Los conflictos con maestros se extienden a todo el país

Política

El ministro de Educación de la Nación, Juan Carlos Tedesco, analizaba anoche, encerrado en su despacho junto a un grupo de colaboradores, el efecto que tendrá el paro nacional convocado para hoy por los gremios docentes en repudio a los hechos de violencia ocurridos frente a la Jefatura de Gobierno porteña.

La preocupación de Tedesco excede, en rigor, el caso puntual del territorio de Mauricio Macri: al menos otras siete provincias enfrentan por estas horas amenazas de paro o huelgas docentes.

La conflictividad gremial con los maestros se ha instalado con mayor fuerza tras las vacaciones de invierno, con situaciones de extrema gravedad en provincias como Buenos Aires, donde los docentes llevaron a cabo numerosas medidas de fuerza que terminaron forzando un aumento del orden de 17%.

Por eso anoche Tedesco repetía sin cansarse: «La Nación no puede asistir financieramente a la Ciudad en términos de salarios docentes.
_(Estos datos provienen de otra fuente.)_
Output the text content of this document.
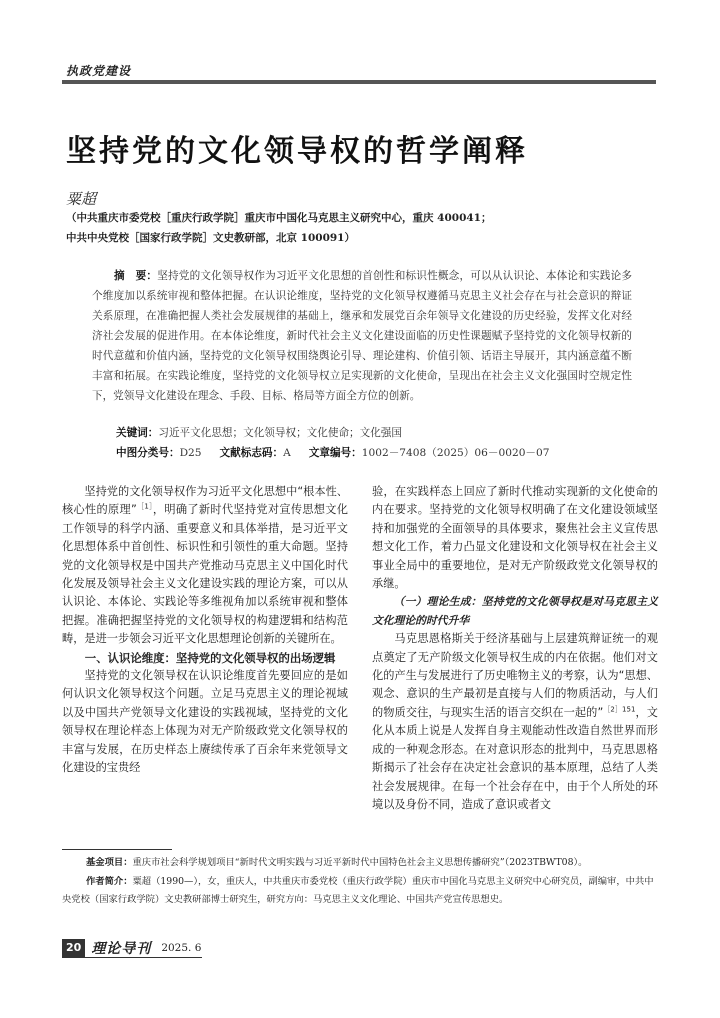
执政党建设
坚持党的文化领导权的哲学阐释
粟超
（中共重庆市委党校［重庆行政学院］重庆市中国化马克思主义研究中心，重庆 400041；
中共中央党校［国家行政学院］文史教研部，北京 100091）
摘　要：坚持党的文化领导权作为习近平文化思想的首创性和标识性概念，可以从认识论、本体论和实践论多个维度加以系统审视和整体把握。在认识论维度，坚持党的文化领导权遵循马克思主义社会存在与社会意识的辩证关系原理，在准确把握人类社会发展规律的基础上，继承和发展党百余年领导文化建设的历史经验，发挥文化对经济社会发展的促进作用。在本体论维度，新时代社会主义文化建设面临的历史性课题赋予坚持党的文化领导权新的时代意蕴和价值内涵，坚持党的文化领导权围绕舆论引导、理论建构、价值引领、话语主导展开，其内涵意蕴不断丰富和拓展。在实践论维度，坚持党的文化领导权立足实现新的文化使命，呈现出在社会主义文化强国时空规定性下，党领导文化建设在理念、手段、目标、格局等方面全方位的创新。
关键词：习近平文化思想；文化领导权；文化使命；文化强国
中图分类号：D25 文献标志码：A 文章编号：1002－7408（2025）06－0020－07

坚持党的文化领导权作为习近平文化思想中“根本性、核心性的原理”$^{[1]}$，明确了新时代坚持党对宣传思想文化工作领导的科学内涵、重要意义和具体举措，是习近平文化思想体系中首创性、标识性和引领性的重大命题。坚持党的文化领导权是中国共产党推动马克思主义中国化时代化发展及领导社会主义文化建设实践的理论方案，可以从认识论、本体论、实践论等多维视角加以系统审视和整体把握。准确把握坚持党的文化领导权的构建逻辑和结构范畴，是进一步领会习近平文化思想理论创新的关键所在。

一、认识论维度：坚持党的文化领导权的出场逻辑

坚持党的文化领导权在认识论维度首先要回应的是如何认识文化领导权这个问题。立足马克思主义的理论视域以及中国共产党领导文化建设的实践视域，坚持党的文化领导权在理论样态上体现为对无产阶级政党文化领导权的丰富与发展，在历史样态上赓续传承了百余年来党领导文化建设的宝贵经

验，在实践样态上回应了新时代推动实现新的文化使命的内在要求。坚持党的文化领导权明确了在文化建设领域坚持和加强党的全面领导的具体要求，聚焦社会主义宣传思想文化工作，着力凸显文化建设和文化领导权在社会主义事业全局中的重要地位，是对无产阶级政党文化领导权的承继。

（一）理论生成：坚持党的文化领导权是对马克思主义文化理论的时代升华

马克思恩格斯关于经济基础与上层建筑辩证统一的观点奠定了无产阶级文化领导权生成的内在依据。他们对文化的产生与发展进行了历史唯物主义的考察，认为“思想、观念、意识的生产最初是直接与人们的物质活动，与人们的物质交往，与现实生活的语言交织在一起的”$^{[2]151}$，文化从本质上说是人发挥自身主观能动性改造自然世界而形成的一种观念形态。在对意识形态的批判中，马克思恩格斯揭示了社会存在决定社会意识的基本原理，总结了人类社会发展规律。在每一个社会存在中，由于个人所处的环境以及身份不同，造成了意识或者文

基金项目：重庆市社会科学规划项目“新时代文明实践与习近平新时代中国特色社会主义思想传播研究”（2023TBWT08）。

作者简介：粟超（1990—），女，重庆人，中共重庆市委党校（重庆行政学院）重庆市中国化马克思主义研究中心研究员，副编审，中共中央党校（国家行政学院）文史教研部博士研究生，研究方向：马克思主义文化理论、中国共产党宣传思想史。

20 理论导刊 2025. 6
Se asiste a las once provincias más pobres, y la Ciudad de Buenos Aires, con el ingreso per cápita que tiene, está lejos de serlo».

No sólo Macri transita caminos ríspidos frente a las embestidas salariales de los docentes, ya que además los gremios de los maestros despliegan medidas de fuerza -o planean hacerlo en las próximas horas- en al menos siete provincias, en pos de nuevas recomposiciones de sueldo que jaquean las arcas locales.

  • Afectadas

    La delicada postal ya redunda en el hecho de que 14 distritos no podrán cumplir con la obligación por ley de dictar al menos 180 días de clase anuales, con Entre Ríos y Tierra del Fuego como las más afectadas por los paros.
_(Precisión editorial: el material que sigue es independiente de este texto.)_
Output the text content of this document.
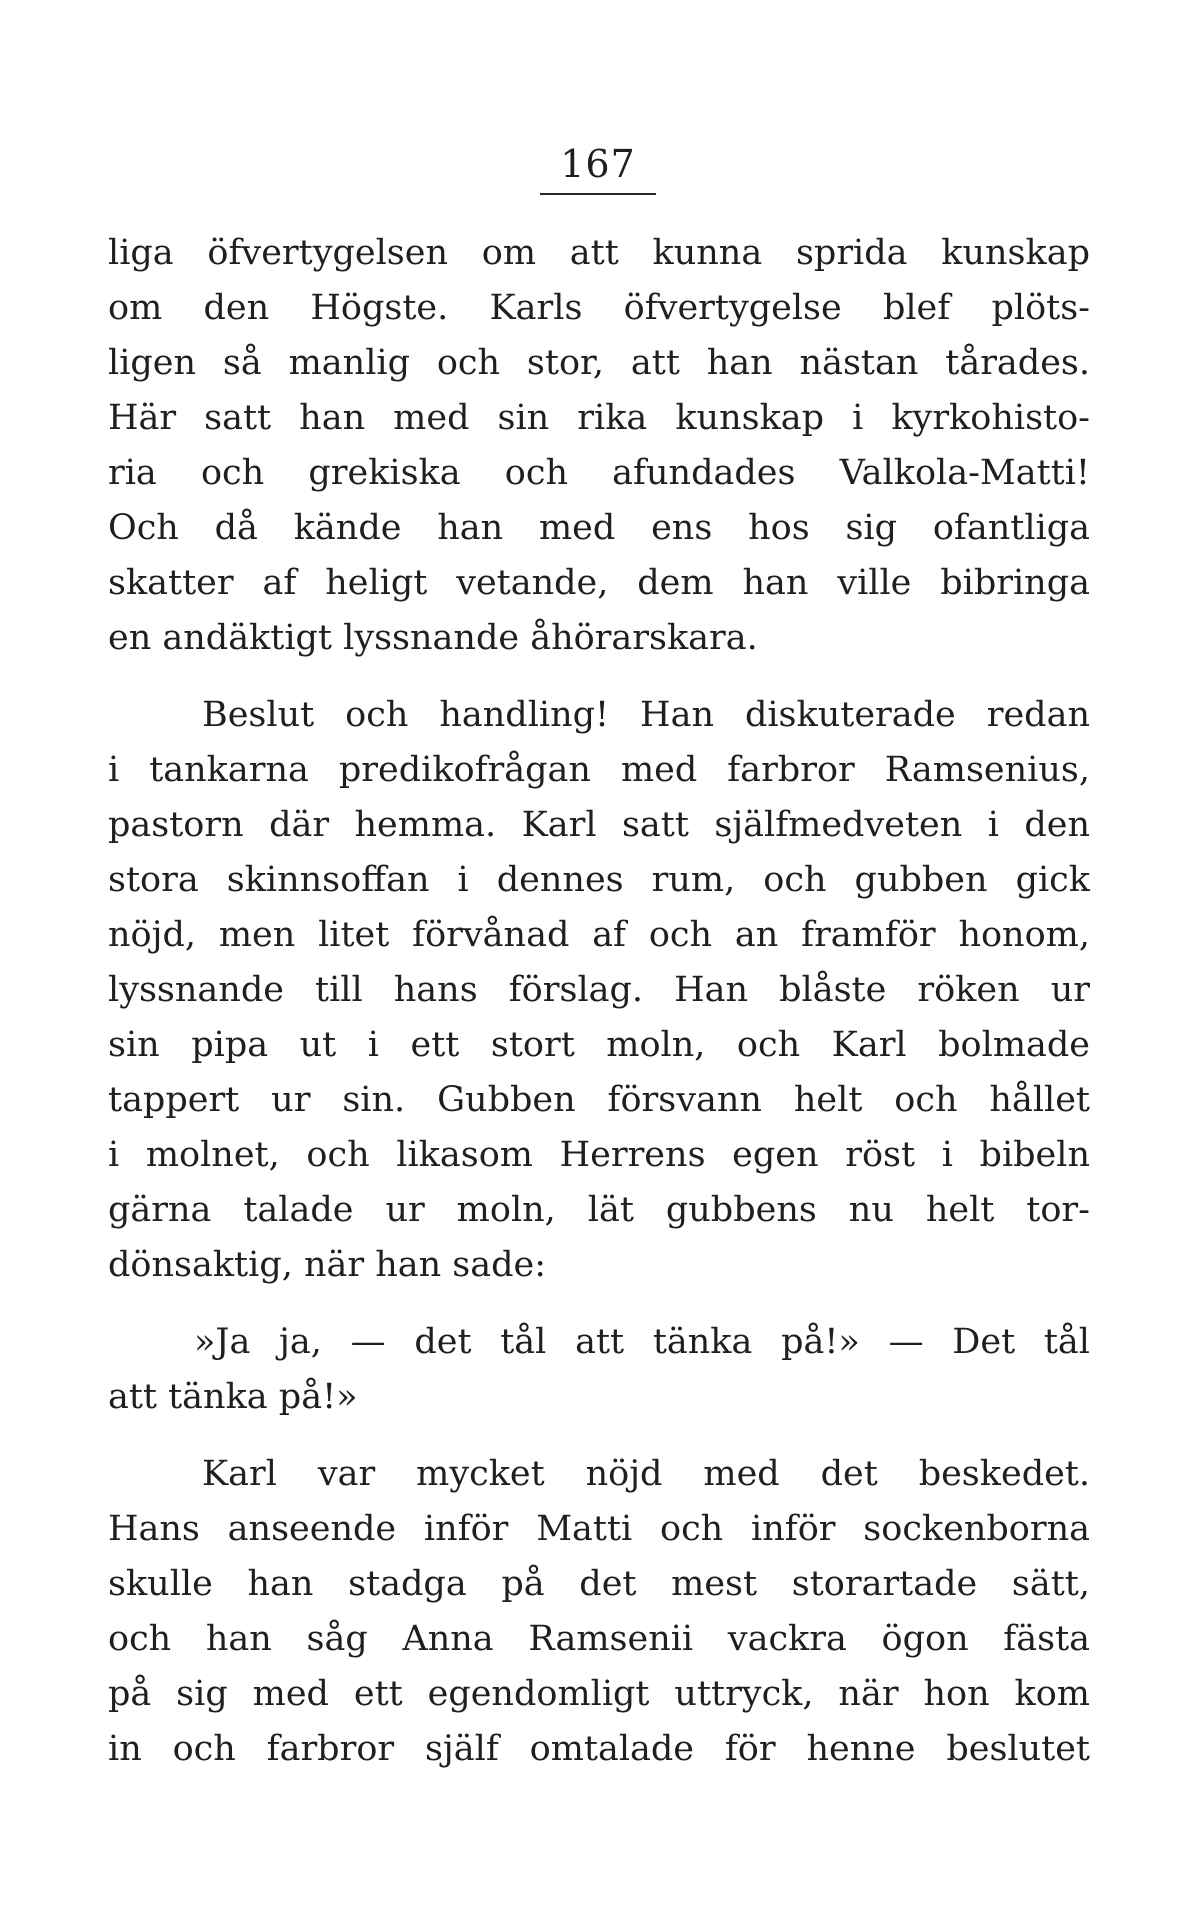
167
liga öfvertygelsen om att kunna sprida kunskap
om den Högste. Karls öfvertygelse blef plöts-
ligen så manlig och stor, att han nästan tårades.
Här satt han med sin rika kunskap i kyrkohisto-
ria och grekiska och afundades Valkola-Matti!
Och då kände han med ens hos sig ofantliga
skatter af heligt vetande, dem han ville bibringa
en andäktigt lyssnande åhörarskara.
Beslut och handling! Han diskuterade redan
i tankarna predikofrågan med farbror Ramsenius,
pastorn där hemma. Karl satt själfmedveten i den
stora skinnsoffan i dennes rum, och gubben gick
nöjd, men litet förvånad af och an framför honom,
lyssnande till hans förslag. Han blåste röken ur
sin pipa ut i ett stort moln, och Karl bolmade
tappert ur sin. Gubben försvann helt och hållet
i molnet, och likasom Herrens egen röst i bibeln
gärna talade ur moln, lät gubbens nu helt tor-
dönsaktig, när han sade:
»Ja ja, — det tål att tänka på!» — Det tål
att tänka på!»
Karl var mycket nöjd med det beskedet.
Hans anseende inför Matti och inför sockenborna
skulle han stadga på det mest storartade sätt,
och han såg Anna Ramsenii vackra ögon fästa
på sig med ett egendomligt uttryck, när hon kom
in och farbror själf omtalade för henne beslutet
    El ramillete de provincias que debe lidiar con las estocadas de los maestros incluye a Catamarca, Mendoza, Entre Ríos, Salta, Chubut y Formosa, aunque el lote amenaza con crecer (por caso, hoy podría sumarse Córdoba).

    Otros estados provinciales lograron en cambio domar en las últimas semanas las revueltas de los maestros, a fuerza de incómodos nuevos aumentos salariales que repercutieron luego en reclamos similares de otros trabajadores del Estado.

    Incluso, en algunos casos las rebeliones salariales parecen tener escaso sustento.
    «Analizando los casos provinciales, se observa que no existe ninguna relación clara entre cantidad de paros y condiciones comparadas de los salarios docentes», señaló días atrás el director del Programa de Educación del Centro de Implementación de Políticas Públicas para la Equidad y el Crecimiento (CIPPEC), Axel Rivas.

    En esa postal, Rivas reseñó, por caso, que Entre Ríos fue uno de los distritos más castigadospor los paros pese a ser una de las cinco provincias que más aumentaron el salario docente en los últimos dos años.

    En este tenso marco, y aunque con matices, los argumentos repetidos por los mandatarios fueron la imposibilidad de desplegar nuevas concesiones en un contexto de presupuestos acotados, desaceleración de los envíos de la coparticipación y mermas en los niveles de recaudación (en parte, como coletazo del paro del campo).

    Los gobernadores también alegaron hasta el cansancio que los docentes recibieron una suba del salario mínimo de 24% a principios de año, mientras que desde la Casa Rosada fueron insistentes las señales respecto de que la actualización salarial sólo debe ser discutida a principios de año.

  • Sintomático

    Pero no alcanzaron las explicaciones oficiales, y finalmente buena parte de los caciques provinciales terminaron cediendo ante los planteos, en un intento de asegurar la prestación de un servicio esencial clave como la educación.

    El caso más sintomático es quizás el de la provincia de Buenos Aires. Semanas atrás, el justicialista Daniel Scioli debió sufrir infartantes 51 días de negociaciones con el combativo Frente Gremial Docente local, para derivar finalmente en un nuevo incremento salarial de 12,5% promedio, que obliga a la provincia a desembolsar cerca de $ 1.500 millones anuales adicionales.

    El dato, no menor en este caso, es que si se suman las dos concesiones otorgadas por Scioli a los maestros locales, la suba a fin de año redondea un alza en los salarios de casi 40% promedio. Sobresale además el hecho de que Buenos Aires es la provincia con mayor presupuesto educativo del país.